In 1964 more than thirty economists met at Manchester to discuss the Teaching of Development Economics. The conference proceedings were published as Martin, K and Knapp, J. (1967) The Teaching of Development Economics Frank Cass, London.


Martin, K and Knapp, J. (1967) The Teaching of Development Economics Frank Cass, London. Contents

Dudley Seers: The Limitations of the Special Case
Part One: Papers Submitted to the Conference
PART A: THE STATE OF KNOWLEDGE EDITED BY JOHN KNAPP
Dudley Seers: Twenty Leading Questions on the Teaching of Economics
H. Myint: Economic THeory and the Underdeveloped Countries
E E Hagen What we do not know about the Economics of Development in Low Income Societies
Paul Streeten: The Use and Abuses of Models in Development Planning
Thomas Balogh: The Economics of Eudcational Planning: Sense and Nonsense
PART B: TEACHING ECONOMIC DEVELOPMENT EDITED BY KURT MARTIN
Peter Ady: Teaching Economic Development in the United Kingdom. Some Analytical Aspects
L.J Zimmerman: Teaching Economic Development at the Institute of Social Statistics, The Hague
Kurt Martin: Teaching Economic Development at Manchester
Part Two: Oral Discussion
PART A: THE STATE OF KNOWLEDGE EDITED BY JOHN KNAPP
PART B: TEACHING ECONOMIC DEVELOPMENT EDITED BY KURT MARTIN


Dudley Seers has been described as the "father" of the conference. In the volume it's editors argue that the conference was first proposed as a result of the stimulus provided by his article on "The Limitations of the Special Case".[1] and the "widespread feeling" that Seers arguments "needed to be discussed". His major arguments might be summarised as follows.

Economic theory tends to have a false univwersality. It was developed in and for the undertanding of a particular form of capitalism - developed industrial economies. This form was historically and geographically rare. More normally we have economies with little manufacturing industry, selling primary prodcuts on the world market in order to finance manufactured imports.

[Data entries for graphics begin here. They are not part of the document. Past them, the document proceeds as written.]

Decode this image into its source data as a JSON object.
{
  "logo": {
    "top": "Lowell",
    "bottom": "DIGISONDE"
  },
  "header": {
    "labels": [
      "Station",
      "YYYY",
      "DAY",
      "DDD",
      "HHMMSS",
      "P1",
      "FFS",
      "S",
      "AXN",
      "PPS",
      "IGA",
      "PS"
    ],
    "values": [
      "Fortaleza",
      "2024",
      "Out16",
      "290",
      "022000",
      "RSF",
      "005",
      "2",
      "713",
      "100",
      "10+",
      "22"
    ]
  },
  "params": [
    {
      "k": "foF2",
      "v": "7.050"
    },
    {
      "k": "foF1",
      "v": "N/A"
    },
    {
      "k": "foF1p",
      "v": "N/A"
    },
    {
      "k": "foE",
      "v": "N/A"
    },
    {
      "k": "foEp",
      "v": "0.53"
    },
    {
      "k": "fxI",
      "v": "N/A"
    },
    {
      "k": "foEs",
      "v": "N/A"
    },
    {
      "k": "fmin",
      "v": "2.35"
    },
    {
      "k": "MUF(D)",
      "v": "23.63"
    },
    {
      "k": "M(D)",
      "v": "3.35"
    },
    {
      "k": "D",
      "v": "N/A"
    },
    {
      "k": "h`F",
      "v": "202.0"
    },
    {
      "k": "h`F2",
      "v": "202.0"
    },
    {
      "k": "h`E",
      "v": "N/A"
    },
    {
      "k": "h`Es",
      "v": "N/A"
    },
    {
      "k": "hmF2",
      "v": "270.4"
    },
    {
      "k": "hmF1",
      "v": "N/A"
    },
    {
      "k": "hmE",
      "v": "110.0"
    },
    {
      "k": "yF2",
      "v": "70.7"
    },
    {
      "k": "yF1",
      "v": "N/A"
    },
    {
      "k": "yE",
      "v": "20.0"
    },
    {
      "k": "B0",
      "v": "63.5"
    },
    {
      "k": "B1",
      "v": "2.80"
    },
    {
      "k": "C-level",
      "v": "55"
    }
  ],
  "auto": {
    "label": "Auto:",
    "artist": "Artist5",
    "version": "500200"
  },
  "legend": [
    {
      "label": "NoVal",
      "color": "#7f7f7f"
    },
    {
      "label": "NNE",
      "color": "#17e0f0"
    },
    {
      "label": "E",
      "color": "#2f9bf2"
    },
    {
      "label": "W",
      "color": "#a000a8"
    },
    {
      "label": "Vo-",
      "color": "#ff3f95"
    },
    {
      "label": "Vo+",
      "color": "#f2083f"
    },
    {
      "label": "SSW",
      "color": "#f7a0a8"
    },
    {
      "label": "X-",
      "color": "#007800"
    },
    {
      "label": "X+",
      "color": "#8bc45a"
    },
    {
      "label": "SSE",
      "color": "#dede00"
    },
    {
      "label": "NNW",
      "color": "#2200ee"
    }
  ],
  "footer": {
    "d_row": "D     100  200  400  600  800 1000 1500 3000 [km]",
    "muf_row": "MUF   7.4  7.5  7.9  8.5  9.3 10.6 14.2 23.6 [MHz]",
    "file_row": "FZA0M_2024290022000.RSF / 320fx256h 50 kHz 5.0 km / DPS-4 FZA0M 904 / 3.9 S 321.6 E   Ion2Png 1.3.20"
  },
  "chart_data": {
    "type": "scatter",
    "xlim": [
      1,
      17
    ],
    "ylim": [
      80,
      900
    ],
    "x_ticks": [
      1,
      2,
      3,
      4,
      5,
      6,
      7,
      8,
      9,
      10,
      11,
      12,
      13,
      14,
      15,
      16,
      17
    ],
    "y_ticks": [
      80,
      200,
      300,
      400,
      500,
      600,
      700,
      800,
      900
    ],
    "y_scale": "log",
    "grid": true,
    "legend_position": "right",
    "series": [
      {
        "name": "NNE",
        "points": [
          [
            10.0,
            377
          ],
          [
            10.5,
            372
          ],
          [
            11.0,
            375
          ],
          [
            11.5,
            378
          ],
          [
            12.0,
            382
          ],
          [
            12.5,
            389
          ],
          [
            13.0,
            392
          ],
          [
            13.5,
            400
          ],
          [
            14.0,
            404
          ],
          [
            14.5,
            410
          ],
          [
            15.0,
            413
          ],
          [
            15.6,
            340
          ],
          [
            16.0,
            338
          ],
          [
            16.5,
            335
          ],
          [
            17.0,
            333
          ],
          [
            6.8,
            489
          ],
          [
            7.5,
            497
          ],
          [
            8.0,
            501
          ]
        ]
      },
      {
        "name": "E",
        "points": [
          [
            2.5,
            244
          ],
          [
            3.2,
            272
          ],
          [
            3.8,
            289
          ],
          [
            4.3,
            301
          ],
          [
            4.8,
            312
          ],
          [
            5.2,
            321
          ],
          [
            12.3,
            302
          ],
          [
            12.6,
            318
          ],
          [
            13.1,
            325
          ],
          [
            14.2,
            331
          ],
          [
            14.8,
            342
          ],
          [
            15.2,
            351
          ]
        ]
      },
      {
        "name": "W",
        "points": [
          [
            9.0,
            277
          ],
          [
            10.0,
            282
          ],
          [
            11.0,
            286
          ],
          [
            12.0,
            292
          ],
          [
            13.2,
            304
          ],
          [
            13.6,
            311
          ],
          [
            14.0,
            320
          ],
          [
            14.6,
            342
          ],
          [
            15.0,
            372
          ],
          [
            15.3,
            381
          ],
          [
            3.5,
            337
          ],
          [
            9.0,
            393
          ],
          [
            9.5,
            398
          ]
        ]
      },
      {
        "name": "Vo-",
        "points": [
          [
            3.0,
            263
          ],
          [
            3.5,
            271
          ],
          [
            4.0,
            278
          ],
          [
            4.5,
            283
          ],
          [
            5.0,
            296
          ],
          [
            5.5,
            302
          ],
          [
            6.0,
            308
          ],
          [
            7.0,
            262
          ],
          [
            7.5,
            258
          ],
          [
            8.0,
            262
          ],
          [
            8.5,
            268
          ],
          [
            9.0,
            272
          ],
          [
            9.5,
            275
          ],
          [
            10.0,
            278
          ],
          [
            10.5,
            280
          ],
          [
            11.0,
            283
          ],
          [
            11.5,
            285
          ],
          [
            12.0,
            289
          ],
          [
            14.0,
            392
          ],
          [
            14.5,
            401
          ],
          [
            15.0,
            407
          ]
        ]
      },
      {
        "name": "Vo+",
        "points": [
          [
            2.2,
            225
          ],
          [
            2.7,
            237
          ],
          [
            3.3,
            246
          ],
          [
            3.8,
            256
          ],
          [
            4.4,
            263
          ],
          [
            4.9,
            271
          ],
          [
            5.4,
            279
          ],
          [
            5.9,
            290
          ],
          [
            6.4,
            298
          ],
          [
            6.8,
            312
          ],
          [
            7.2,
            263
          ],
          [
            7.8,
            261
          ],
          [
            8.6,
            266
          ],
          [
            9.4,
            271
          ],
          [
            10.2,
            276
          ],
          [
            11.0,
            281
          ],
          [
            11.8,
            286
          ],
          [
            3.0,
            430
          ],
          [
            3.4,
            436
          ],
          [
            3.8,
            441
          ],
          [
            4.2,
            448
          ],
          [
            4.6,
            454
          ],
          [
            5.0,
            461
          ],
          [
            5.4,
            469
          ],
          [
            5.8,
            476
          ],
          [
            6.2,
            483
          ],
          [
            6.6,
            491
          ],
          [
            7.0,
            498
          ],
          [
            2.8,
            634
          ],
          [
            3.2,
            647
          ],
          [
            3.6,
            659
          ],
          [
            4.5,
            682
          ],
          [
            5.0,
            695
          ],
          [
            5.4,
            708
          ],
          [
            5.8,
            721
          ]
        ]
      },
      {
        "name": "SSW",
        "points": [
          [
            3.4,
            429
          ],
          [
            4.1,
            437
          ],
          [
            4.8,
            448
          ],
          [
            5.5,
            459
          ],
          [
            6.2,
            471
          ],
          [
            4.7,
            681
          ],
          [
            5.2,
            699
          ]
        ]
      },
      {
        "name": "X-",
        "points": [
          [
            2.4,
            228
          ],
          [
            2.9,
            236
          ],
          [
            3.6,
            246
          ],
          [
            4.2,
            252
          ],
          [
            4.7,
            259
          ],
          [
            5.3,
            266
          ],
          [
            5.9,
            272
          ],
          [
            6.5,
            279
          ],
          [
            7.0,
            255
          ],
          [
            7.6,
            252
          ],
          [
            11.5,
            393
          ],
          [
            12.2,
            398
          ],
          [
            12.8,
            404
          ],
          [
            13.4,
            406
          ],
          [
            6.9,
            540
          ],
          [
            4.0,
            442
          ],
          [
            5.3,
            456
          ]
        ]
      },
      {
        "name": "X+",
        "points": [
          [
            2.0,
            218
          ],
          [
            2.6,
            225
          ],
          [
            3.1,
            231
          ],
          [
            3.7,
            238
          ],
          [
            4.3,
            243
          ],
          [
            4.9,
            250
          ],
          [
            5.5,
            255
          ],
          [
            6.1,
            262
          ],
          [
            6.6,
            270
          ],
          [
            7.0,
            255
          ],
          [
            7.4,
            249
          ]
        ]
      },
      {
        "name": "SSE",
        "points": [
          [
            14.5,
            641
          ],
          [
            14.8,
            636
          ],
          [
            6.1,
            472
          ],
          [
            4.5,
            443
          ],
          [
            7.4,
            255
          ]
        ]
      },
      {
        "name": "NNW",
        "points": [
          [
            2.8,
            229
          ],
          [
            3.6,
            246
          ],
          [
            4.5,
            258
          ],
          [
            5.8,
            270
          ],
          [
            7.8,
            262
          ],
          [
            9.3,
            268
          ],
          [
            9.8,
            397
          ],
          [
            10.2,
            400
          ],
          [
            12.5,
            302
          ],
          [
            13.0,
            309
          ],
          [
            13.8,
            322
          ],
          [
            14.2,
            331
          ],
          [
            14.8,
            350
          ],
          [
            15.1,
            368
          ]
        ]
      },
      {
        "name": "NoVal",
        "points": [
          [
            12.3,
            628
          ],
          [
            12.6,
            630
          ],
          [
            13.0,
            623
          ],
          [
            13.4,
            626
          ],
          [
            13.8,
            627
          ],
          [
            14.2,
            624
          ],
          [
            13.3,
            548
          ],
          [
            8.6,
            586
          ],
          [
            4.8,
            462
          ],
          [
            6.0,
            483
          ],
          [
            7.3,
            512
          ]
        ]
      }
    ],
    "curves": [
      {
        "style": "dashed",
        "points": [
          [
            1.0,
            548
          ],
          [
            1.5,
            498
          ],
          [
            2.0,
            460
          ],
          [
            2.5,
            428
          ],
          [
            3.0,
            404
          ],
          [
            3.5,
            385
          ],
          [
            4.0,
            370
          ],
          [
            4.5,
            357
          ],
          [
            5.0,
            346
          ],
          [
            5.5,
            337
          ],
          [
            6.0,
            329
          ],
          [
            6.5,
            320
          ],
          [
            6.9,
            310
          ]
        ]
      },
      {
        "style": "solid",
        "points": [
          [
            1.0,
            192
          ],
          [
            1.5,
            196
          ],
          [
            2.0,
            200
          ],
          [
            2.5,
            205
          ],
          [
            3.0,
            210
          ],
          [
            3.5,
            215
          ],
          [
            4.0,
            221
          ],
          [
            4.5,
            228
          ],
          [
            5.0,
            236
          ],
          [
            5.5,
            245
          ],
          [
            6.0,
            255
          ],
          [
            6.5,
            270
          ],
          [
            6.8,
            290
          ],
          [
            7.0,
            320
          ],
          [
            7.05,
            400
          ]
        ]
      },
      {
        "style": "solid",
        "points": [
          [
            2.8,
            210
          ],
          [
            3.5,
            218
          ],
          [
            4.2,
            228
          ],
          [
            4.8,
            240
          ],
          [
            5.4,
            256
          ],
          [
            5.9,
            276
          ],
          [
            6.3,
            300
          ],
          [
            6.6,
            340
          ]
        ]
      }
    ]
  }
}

SEERS, D. The Limitations of the Special Case.

An article criticizing present-day economic theory, particularly as it is taught in the UK and US. The author is particularly influenced by the failure of economics to deal with the elimination of acute poverty in Africa, Asia and Latin America. There is a widespread practice of authors and lecturers to concentrate on the economics of some developed industrial country, and worse still they often present the principles as universally valid. Text-books with quite general titles, such as Economic Principles, Banking or Public Finance, turn out to be really treatises about these matters in the United States, the United Kingdom or a typical developed economy. Years of study and work with models designed to explain these economies make it hard for economists to grasp the operation of a very different economy. Examples are given to illustrate these points.

Oddly enough, the author finds that similar criticisms apply to Marxist text-books. Here again a great deal of space is taken up by the workings of an industrial economy and foreign trade is not emphasized. Further, philosophic questions are discussed at great length and little of this is of much practical value to underdeveloped countries. Criticism of the western economies is mainly directed at situations now out of date, or worse still the theory or state of affairs is misrepresented.

The author makes some useful criticisms of the application of mathematics and statistics to economic problems. He says that unfortunately statistical methods, as usually taught, do not do much to anchor a student’s approach in reality. Examples and exercises assume that the data used are absolutely firm and reliable. The student is taught to manipulate rather than interpret how to fit curves rather than how to read them.

The article ends with a section on the degree of generalization possible. It is now possible to develop simple explanatory models for different types of economy and it is suggested that there is room for a considerable amount of systematic and comparative research. The possibilities of generalization in fields such as money, banking, fiscal structure and the economics of the firm seem limited because of the great institutional differences to be found. It is suggested that a useful guide in the reconstruction of economics could be the following modest but revolutionary slogan: Economics is the study of Economies.